Wednesday, August 29, 2012

British wheat harvest runs late as France, Germany wind down

LONDON (Reuters) - The wheat harvest in Britain, the European Union's third largest producer, remains bogged down with heavy rains heightening quality concerns as activity winds down in the top two growers France and Germany.

"It is becoming quite clear as harvest has progressed that disease has been a major factor in reducing (UK) wheat yields. All the indicators are that it will be below average yields this year," analyst Susan Twining of crop consultants ADAS said.

Twining said Britain's wheat harvest was about 35 to 40 percent complete, running around 10 days later than normal, with most progress in eastern regions.

Lower yields will lead to a decline in the size of Britain's wheat crop, more than offsetting a rise of about 2 percent in plantings.

"I would say we are probably looking at a around a 14.5 million tonne crop this year, but there is still a large degree of uncertainty at this stage," Twining said.

Last year, the UK wheat crop was around 15.3 million tonnes, according to Britain's farm ministry.

"The overriding quality issue this year is specific weights," she said, adding farmers were facing penalties of up to 8 pounds a tonne due to low specific weights.

"There is a significant proportion (of crops) that are struggling to even achieve 72 (kilogrammes per hectolitre) and there are some pretty dreadful samples out there," Twining added.

The average specific weight for wheat last year in Britain was 78.7 kg/hl according to a quality survey issued by the Home-Grown Cereals Authority.

In France, by far the EU's largest wheat producer, the wheat harvest over and results point to higher yields with a larger share of feed wheat compared with last year, experts said.

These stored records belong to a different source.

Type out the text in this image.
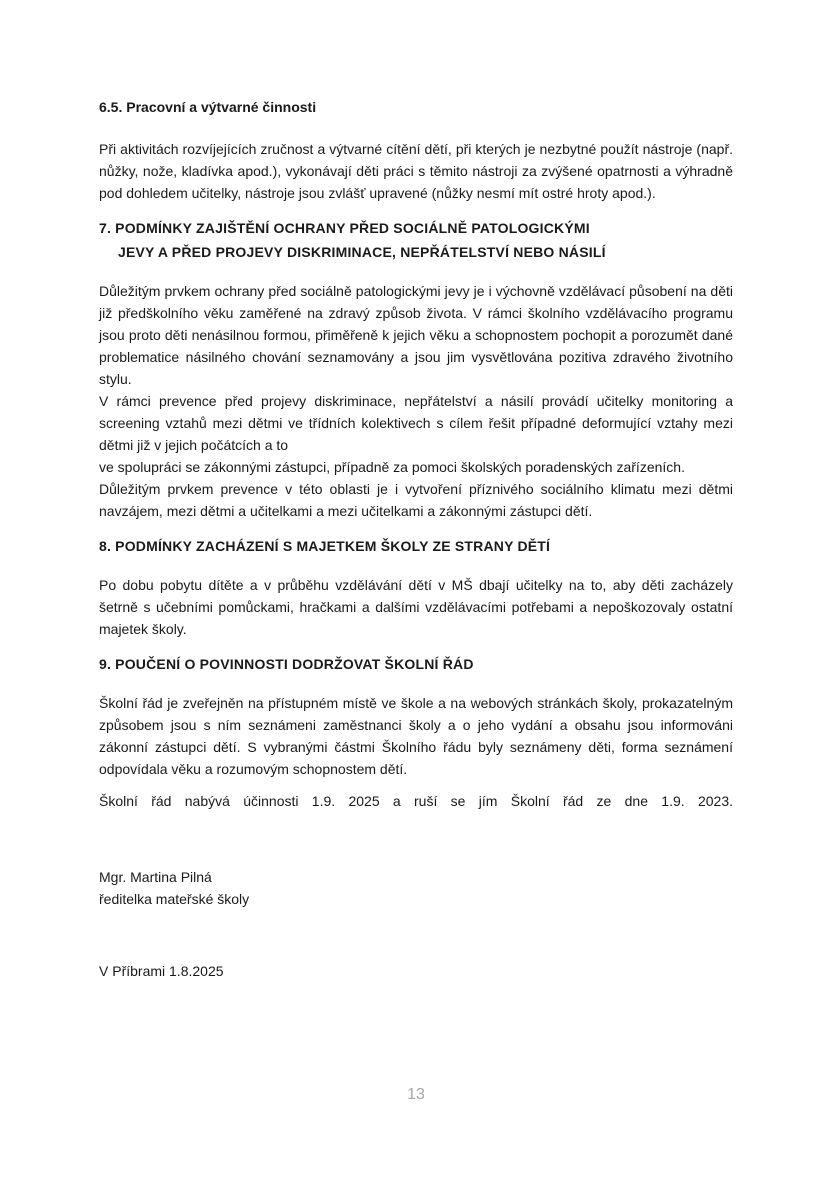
6.5. Pracovní a výtvarné činnosti

Při aktivitách rozvíjejících zručnost a výtvarné cítění dětí, při kterých je nezbytné použít nástroje (např. nůžky, nože, kladívka apod.), vykonávají děti práci s těmito nástroji za zvýšené opatrnosti a výhradně pod dohledem učitelky, nástroje jsou zvlášť upravené (nůžky nesmí mít ostré hroty apod.).

7. PODMÍNKY ZAJIŠTĚNÍ OCHRANY PŘED SOCIÁLNĚ PATOLOGICKÝMI
JEVY A PŘED PROJEVY DISKRIMINACE, NEPŘÁTELSTVÍ NEBO NÁSILÍ

Důležitým prvkem ochrany před sociálně patologickými jevy je i výchovně vzdělávací působení na děti již předškolního věku zaměřené na zdravý způsob života. V rámci školního vzdělávacího programu jsou proto děti nenásilnou formou, přiměřeně k jejich věku a schopnostem pochopit a porozumět dané problematice násilného chování seznamovány a jsou jim vysvětlována pozitiva zdravého životního stylu.

V rámci prevence před projevy diskriminace, nepřátelství a násilí provádí učitelky monitoring a screening vztahů mezi dětmi ve třídních kolektivech s cílem řešit případné deformující vztahy mezi dětmi již v jejich počátcích a to

ve spolupráci se zákonnými zástupci, případně za pomoci školských poradenských zařízeních.

Důležitým prvkem prevence v této oblasti je i vytvoření příznivého sociálního klimatu mezi dětmi navzájem, mezi dětmi a učitelkami a mezi učitelkami a zákonnými zástupci dětí.

8. PODMÍNKY ZACHÁZENÍ S MAJETKEM ŠKOLY ZE STRANY DĚTÍ

Po dobu pobytu dítěte a v průběhu vzdělávání dětí v MŠ dbají učitelky na to, aby děti zacházely šetrně s učebními pomůckami, hračkami a dalšími vzdělávacími potřebami a nepoškozovaly ostatní majetek školy.

9. POUČENÍ O POVINNOSTI DODRŽOVAT ŠKOLNÍ ŘÁD

Školní řád je zveřejněn na přístupném místě ve škole a na webových stránkách školy, prokazatelným způsobem jsou s ním seznámeni zaměstnanci školy a o jeho vydání a obsahu jsou informováni zákonní zástupci dětí. S vybranými částmi Školního řádu byly seznámeny děti, forma seznámení odpovídala věku a rozumovým schopnostem dětí.

Školní řád nabývá účinnosti 1.9. 2025 a ruší se jím Školní řád ze dne 1.9. 2023.

Mgr. Martina Pilná

ředitelka mateřské školy

V Příbrami 1.8.2025

13
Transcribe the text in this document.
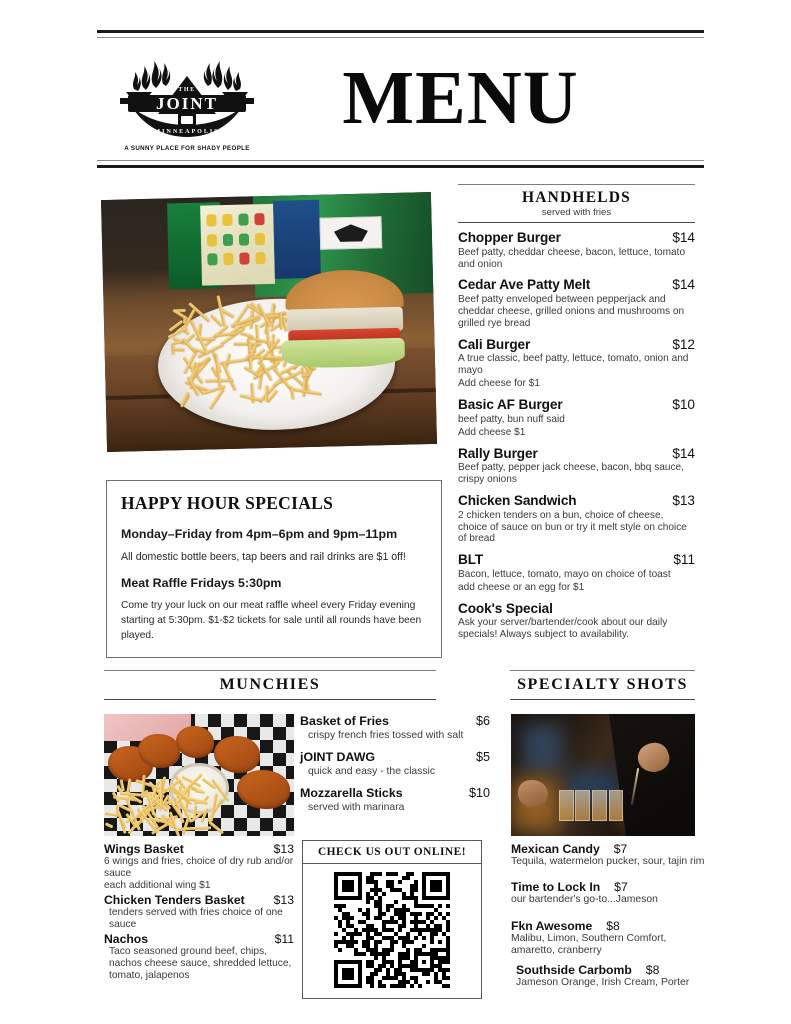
JOINT
THE
MINNEAPOLIS
A SUNNY PLACE FOR SHADY PEOPLE
MENU
HAPPY HOUR SPECIALS
Monday–Friday from 4pm–6pm and 9pm–11pm
All domestic bottle beers, tap beers and rail drinks are $1 off!
Meat Raffle Fridays 5:30pm
Come try your luck on our meat raffle wheel every Friday evening starting at 5:30pm. $1-$2 tickets for sale until all rounds have been played.
HANDHELDS
served with fries
Chopper Burger	$14
Beef patty, cheddar cheese, bacon, lettuce, tomato and onion
Cedar Ave Patty Melt	$14
Beef patty enveloped between pepperjack and cheddar cheese, grilled onions and mushrooms on grilled rye bread
Cali Burger	$12
A true classic, beef patty, lettuce, tomato, onion and mayo
Add cheese for $1
Basic AF Burger	$10
beef patty, bun nuff said
Add cheese $1
Rally Burger	$14
Beef patty, pepper jack cheese, bacon, bbq sauce, crispy onions
Chicken Sandwich	$13
2 chicken tenders on a bun, choice of cheese, choice of sauce on bun or try it melt style on choice of bread
BLT	$11
Bacon, lettuce, tomato, mayo on choice of toast
add cheese or an egg for $1
Cook's Special
Ask your server/bartender/cook about our daily specials! Always subject to availability.
MUNCHIES
Basket of Fries	$6
crispy french fries tossed with salt
jOINT DAWG	$5
quick and easy - the classic
Mozzarella Sticks	$10
served with marinara
Wings Basket	$13
6 wings and fries, choice of dry rub and/or sauce
each additional wing $1
Chicken Tenders Basket $13
tenders served with fries choice of one sauce
Nachos	$11
Taco seasoned ground beef, chips, nachos cheese sauce, shredded lettuce, tomato, jalapenos
CHECK US OUT ONLINE!
SPECIALTY SHOTS
Mexican Candy $7
Tequila, watermelon pucker, sour, tajin rim
Time to Lock In $7
our bartender's go-to...Jameson
Fkn Awesome $8
Malibu, Limon, Southern Comfort, amaretto, cranberry
Southside Carbomb $8
Jameson Orange, Irish Cream, Porter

Cuttings in the northern part of the country showed better than expected results and the crop is now expected to be the largest since 2004.

NICE SURPRISES

"There were rather good surprises in some less favourable regions," Philippe Gate, scientific director at French crop institute Arvalis, said.

He pegged the average yield this year at around 7.5 tonnes per hectare, in line with the institute's previous estimate released earlier this month, which put the total wheat crop at 36.5 million tonnes.

The average yield of the past five years was at 7.1 tonnes per hectare.

In terms of quality, Gate confirmed quality levels would be slightly lower this year than in 2011.

Germany's wheat harvest is approaching its final stages with only minor areas in the north and north-east remaining to be cut.

"Overall the crop quality in Germany seems to be satisfactory and much better than was feared only a few weeks ago when the wet start to the summer was causing great concern," one trader said.

"There was sunshine in the last moment which allowed farmers to gather a dry crop and prevented serious last minute damage."

Repeated rain in July and early August was followed by a burst of sunshine in past weeks which allowed farmers to gather the crop.

Germany will harvest 22.8 million tonnes of wheat this year, slightly up on the 2011 crop of 22.7 million tonnes, Germany's leading grain trading house Toepfer International said on Thursday.

"The crop quality is generally alright," another trader said. "There is a problem with lower protein levels in some areas but I would not regard this as a serious national issue."

"This will be a great harvest year for cereal farmers. They will get prices they would not have dreamed possible only a few months ago."